The renewable energy industry has grown substantially in recent years, despite the down economy. But while solar, wind and to a lesser extent, geothermal energy put up solid growth numbers, the bioheating market has lagged behind
The reasons are simple enough. Low rates of new construction, a declining housing market and lower oil prices have made capital intensive investments in wood pellet, chip and gasifying systems a tough sell.
But the signs of recovery are now being seen in this space. Consumer demand is improving and policymakers are placing renewable heating higher up on their energy agendas. In the last six months, the American Renewable Biomass Heating Act of 2010 (S.3188) was introduced in Washington, D.C. The bill would add renewable heating systems to the list of technologies that qualify for federal renewable energy tax credits. New state- and utility-level incentives were also created in New Hampshire, with more expected in other Northeast states.

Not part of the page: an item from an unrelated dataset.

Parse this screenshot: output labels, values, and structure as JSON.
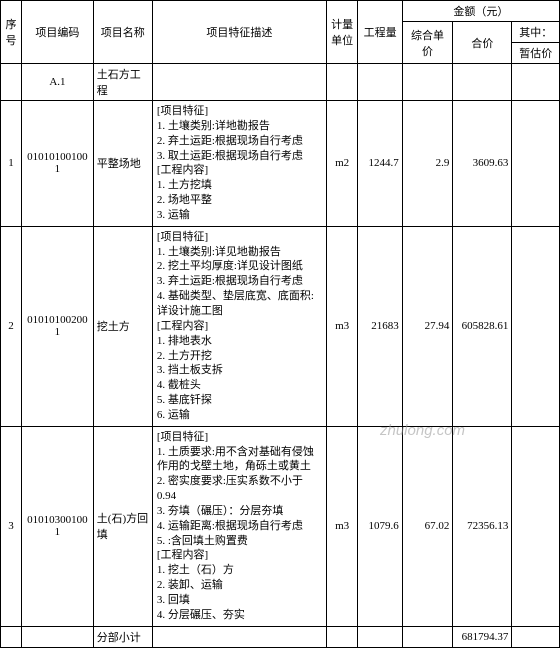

Charile Neibling, chairman of the Biomass Thermal Energy Council (BTEC) and general manager of New England Wood Pellet, said the policies being put in place at the government and utility level signal a return to pre-recession thinking, when oil was expensive and both consumers and corporations were looking to be more eco-friendly. The result, he said, is that the industry is seeing momentum return, leading leading policy makers and utilities to put incentives in place to help get the market moving again.

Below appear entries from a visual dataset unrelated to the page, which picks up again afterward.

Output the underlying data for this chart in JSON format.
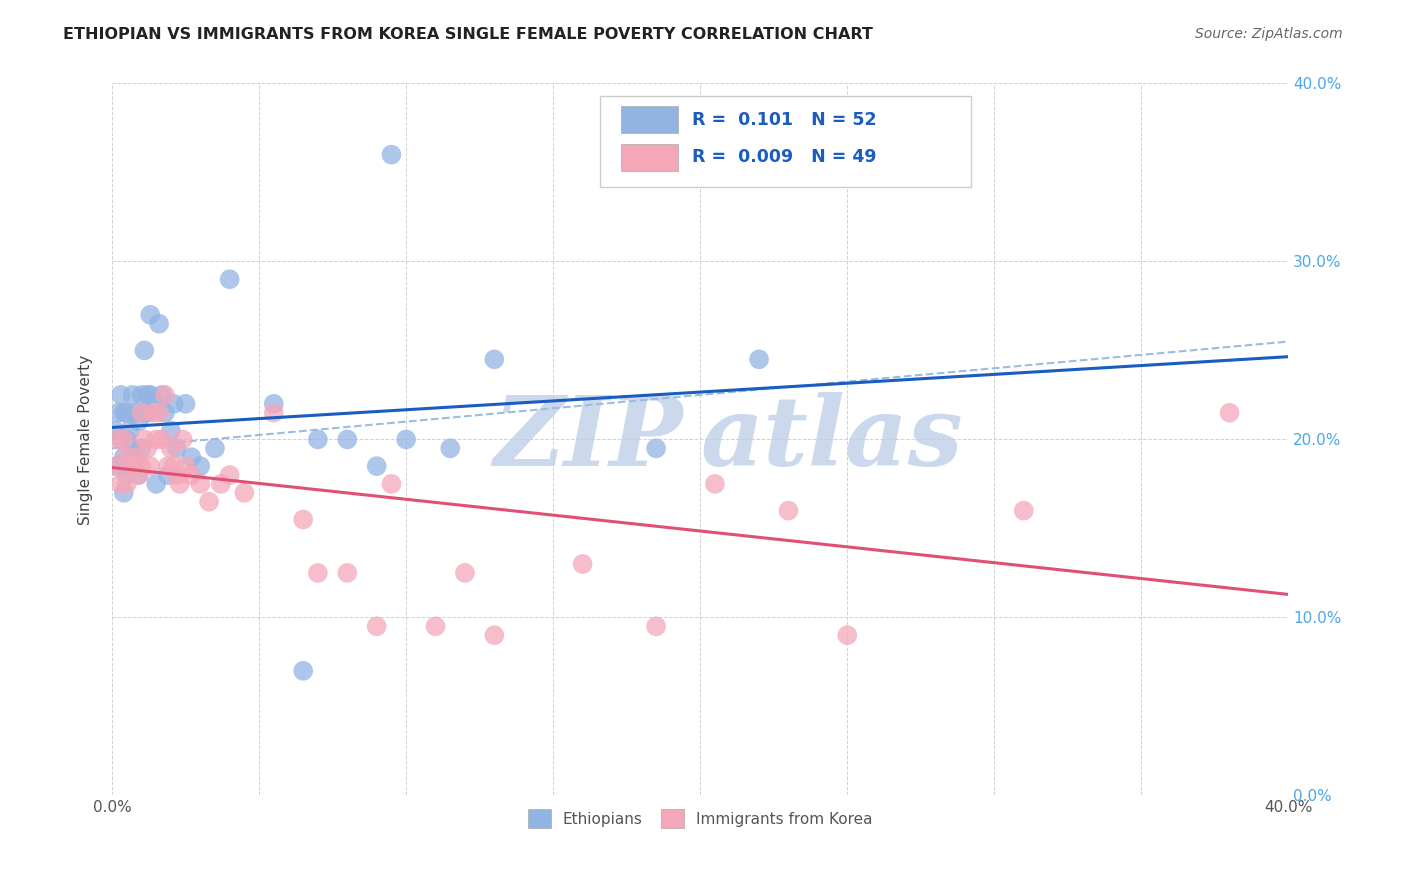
{
  "title": "ETHIOPIAN VS IMMIGRANTS FROM KOREA SINGLE FEMALE POVERTY CORRELATION CHART",
  "source": "Source: ZipAtlas.com",
  "ylabel": "Single Female Poverty",
  "xlim": [
    0.0,
    0.4
  ],
  "ylim": [
    0.0,
    0.4
  ],
  "xtick_positions": [
    0.0,
    0.05,
    0.1,
    0.15,
    0.2,
    0.25,
    0.3,
    0.35,
    0.4
  ],
  "xtick_labels": [
    "0.0%",
    "",
    "",
    "",
    "",
    "",
    "",
    "",
    "40.0%"
  ],
  "ytick_positions": [
    0.0,
    0.1,
    0.2,
    0.3,
    0.4
  ],
  "ytick_labels_right": [
    "0.0%",
    "10.0%",
    "20.0%",
    "30.0%",
    "40.0%"
  ],
  "ethiopian_color": "#92b4e3",
  "korea_color": "#f4a7b9",
  "trend_eth_color": "#1a5cbf",
  "trend_kor_color": "#e05075",
  "dash_color": "#9bbde0",
  "legend_eth_label": "Ethiopians",
  "legend_kor_label": "Immigrants from Korea",
  "legend_r1": "R =  0.101   N = 52",
  "legend_r2": "R =  0.009   N = 49",
  "legend_text_color": "#1a5cbf",
  "right_axis_color": "#4da6e8",
  "eth_x": [
    0.001,
    0.002,
    0.002,
    0.003,
    0.003,
    0.004,
    0.004,
    0.004,
    0.005,
    0.005,
    0.005,
    0.006,
    0.006,
    0.007,
    0.007,
    0.008,
    0.008,
    0.009,
    0.009,
    0.01,
    0.01,
    0.011,
    0.011,
    0.012,
    0.012,
    0.013,
    0.013,
    0.014,
    0.015,
    0.016,
    0.017,
    0.018,
    0.019,
    0.02,
    0.021,
    0.022,
    0.025,
    0.027,
    0.03,
    0.035,
    0.04,
    0.055,
    0.065,
    0.07,
    0.08,
    0.09,
    0.095,
    0.1,
    0.115,
    0.13,
    0.185,
    0.22
  ],
  "eth_y": [
    0.205,
    0.215,
    0.185,
    0.225,
    0.2,
    0.215,
    0.19,
    0.17,
    0.215,
    0.2,
    0.18,
    0.205,
    0.185,
    0.225,
    0.195,
    0.215,
    0.19,
    0.21,
    0.18,
    0.225,
    0.195,
    0.25,
    0.215,
    0.225,
    0.215,
    0.27,
    0.225,
    0.22,
    0.175,
    0.265,
    0.225,
    0.215,
    0.18,
    0.205,
    0.22,
    0.195,
    0.22,
    0.19,
    0.185,
    0.195,
    0.29,
    0.22,
    0.07,
    0.2,
    0.2,
    0.185,
    0.36,
    0.2,
    0.195,
    0.245,
    0.195,
    0.245
  ],
  "kor_x": [
    0.001,
    0.002,
    0.003,
    0.004,
    0.005,
    0.005,
    0.006,
    0.007,
    0.008,
    0.009,
    0.01,
    0.01,
    0.011,
    0.012,
    0.013,
    0.014,
    0.015,
    0.016,
    0.017,
    0.018,
    0.019,
    0.02,
    0.021,
    0.022,
    0.023,
    0.024,
    0.025,
    0.027,
    0.03,
    0.033,
    0.037,
    0.04,
    0.045,
    0.055,
    0.065,
    0.07,
    0.08,
    0.09,
    0.095,
    0.11,
    0.12,
    0.13,
    0.16,
    0.185,
    0.205,
    0.23,
    0.25,
    0.31,
    0.38
  ],
  "kor_y": [
    0.185,
    0.2,
    0.175,
    0.2,
    0.19,
    0.175,
    0.185,
    0.185,
    0.19,
    0.18,
    0.215,
    0.185,
    0.2,
    0.195,
    0.185,
    0.215,
    0.2,
    0.215,
    0.2,
    0.225,
    0.185,
    0.195,
    0.185,
    0.18,
    0.175,
    0.2,
    0.185,
    0.18,
    0.175,
    0.165,
    0.175,
    0.18,
    0.17,
    0.215,
    0.155,
    0.125,
    0.125,
    0.095,
    0.175,
    0.095,
    0.125,
    0.09,
    0.13,
    0.095,
    0.175,
    0.16,
    0.09,
    0.16,
    0.215
  ],
  "watermark_zip_color": "#ccd9ed",
  "watermark_atlas_color": "#ccd9ed"
}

"In Washington, there are three pieces of legislation we're working on. All of them are demand side incentives for commerical, residential and industrial applications for high efficiency biomass thermal technologies," Neibling said. "The utilities, which have historically been focused solely on electricity, are starting to view their role more expansively and are viewing the efficiency monies that they administer in a more technology and fuel neutral way, and that's a really encouraging sign."